Стоя на балконе, старик с энтузиазмом шестилетки закрашивал что-то на упаковке сигарет плохо пишущей ручкой. Затем, прервав свои художественные изыскания, он отложил картонную коробочку и потянулся за сигаретой, дымящейся в пепельнице-жестянке. Он сделал небольшую затяжку, совсем недолго посмаковал и выдохнул клубящийся дым в приоткрытое окно. Позади него раздался щелчок – это открылась балконная дверь, и к нему присоединился еще один пожилой мужчина.
– Это была последняя, Миша, – сказал курящий, протягивая вошедшему пустую упаковку, на которой была зачеркнута буква «С» в слове «Слепота». Минздрав заботится о Вашем здоровье.
– Лепота? – на автомате прочитал Михаил и усмехнулся. Почти семьдесят лет, а ума нет. – Ты намекаешь на то, что мне нужно купить тебе новых сигарет?
Старик промолчал, лишь многозначительно развел руками, мол, ты это сам предложил, не я. Михаил Петрович хотел было нахмуриться, попробовать вновь начать лекцию на тему вреда курения, но передумал, махнул рукой и вышел с балкона обратно на кухню.
Он надеялся сходить в магазин и вернуться, потратив на это минут двадцать. Три минуты нужно, чтобы взять кошелек и обуться, спуск с седьмого этажа на лифте занимает меньше минуты, путь до круглосуточного магазина в их доме – это пять минут туда и пять минут обратно. Ну и в самом магазине в это время не должно быть много народа, а значит еще максимум две-три минуты. Миша не учел одного: сегодня был погожий весенний денек, время послеобеденного «променада», а значит на скамейке перед подъездом сидела компания сплетниц сто тринадцатого дома. Итого: плюс десять-пятнадцать минут к походу в магазин. Ведь если не поздороваться и не поддержать светский разговор, то сплетничать начнут о тебе. А Михаилу Петровичу этого ой как не хотелось.
Трое старух, сидящих на лавочке, синхронно повернули головы, когда открылась подъездная дверь. Ну, сороки, ей Богу…
– Прекрасный день, дамы, – с натянутой улыбкой сказал Михаил, обращаясь ко всем сразу.
– Да, грех жаловаться, Михаил Петрович, – с намеком на флирт, на очень странный флирт, сказала бабушка, возле которой стоял небольшой видавший виды бодожок-трость.
– Как Ваше бедро, Агата? – спросил мужчина и покачал головой, когда она похлопала ладонью по свободному местечку на скамье рядом с ней.

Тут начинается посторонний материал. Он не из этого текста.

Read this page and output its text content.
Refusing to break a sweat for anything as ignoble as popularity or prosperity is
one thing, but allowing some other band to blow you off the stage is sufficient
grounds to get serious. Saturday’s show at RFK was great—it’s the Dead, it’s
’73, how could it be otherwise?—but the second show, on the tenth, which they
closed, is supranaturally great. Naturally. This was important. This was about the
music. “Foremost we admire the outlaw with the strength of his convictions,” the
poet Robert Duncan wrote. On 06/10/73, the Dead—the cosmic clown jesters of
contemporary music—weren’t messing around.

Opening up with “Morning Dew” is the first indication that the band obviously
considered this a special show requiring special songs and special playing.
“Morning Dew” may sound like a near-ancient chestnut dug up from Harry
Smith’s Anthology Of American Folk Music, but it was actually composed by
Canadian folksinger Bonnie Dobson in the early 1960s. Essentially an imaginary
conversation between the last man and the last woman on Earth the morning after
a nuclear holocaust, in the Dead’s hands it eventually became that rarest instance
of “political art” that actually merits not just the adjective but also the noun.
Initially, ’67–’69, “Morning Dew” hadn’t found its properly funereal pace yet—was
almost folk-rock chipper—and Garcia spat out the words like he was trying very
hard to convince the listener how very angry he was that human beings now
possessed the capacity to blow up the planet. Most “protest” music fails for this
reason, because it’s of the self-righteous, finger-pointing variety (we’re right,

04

– Все так же, все так же… Вот, еле выползла из дома, надо же двигаться, верно, девочки? – запричитала Агата. «Девочки» закивали, а Михаил едва не сморщился при таком обращении: мои года – мое богатство, или как там говорится? А баба Агата тем временем продолжала вещать. – Я вот стараюсь делать по пятьсот шагов в день! А ежели собьюсь, когда считаю, то сначала начинаю. Настасья вон вообще цельный день за котом своим ходит, то покормить, то прибрать, то со штор, его, ирода, снимать…
Михаил Петрович, не слушая про кота, осторожно одернул рукав рубашки, чтобы не показывать старухам свой шагомер. Ну а что? Возраст – это не причина, чтобы перестать идти в ногу со временем, даже если ноги стали ходить хуже, чем раньше. Когда сплетницы видели какой-нибудь современный девайс или гаджет, то начиналась новая «песня», о том, как хорошо было в их молодости, и все жили-не тужили, и справлялись со всеми делами без лишних прибамбасов, а нынешняя молодежь совсем обленилась. Михаил это мнение не разделял, но вступать в бессмысленные споры не собирался. Собственное спокойствие ему было дороже.
– Да полно тебе, Агата, – вмешалась другая женщина с короткими волосами неестественно яркого рыжего цвета. – Что за шторы у Настасьи, чтобы их было жалко дать подрать коту?
– Да любые шторы, Лида, мне бы было жалко любые шторы, – в сердцах воскликнула Агата и картинно приложила руку к груди.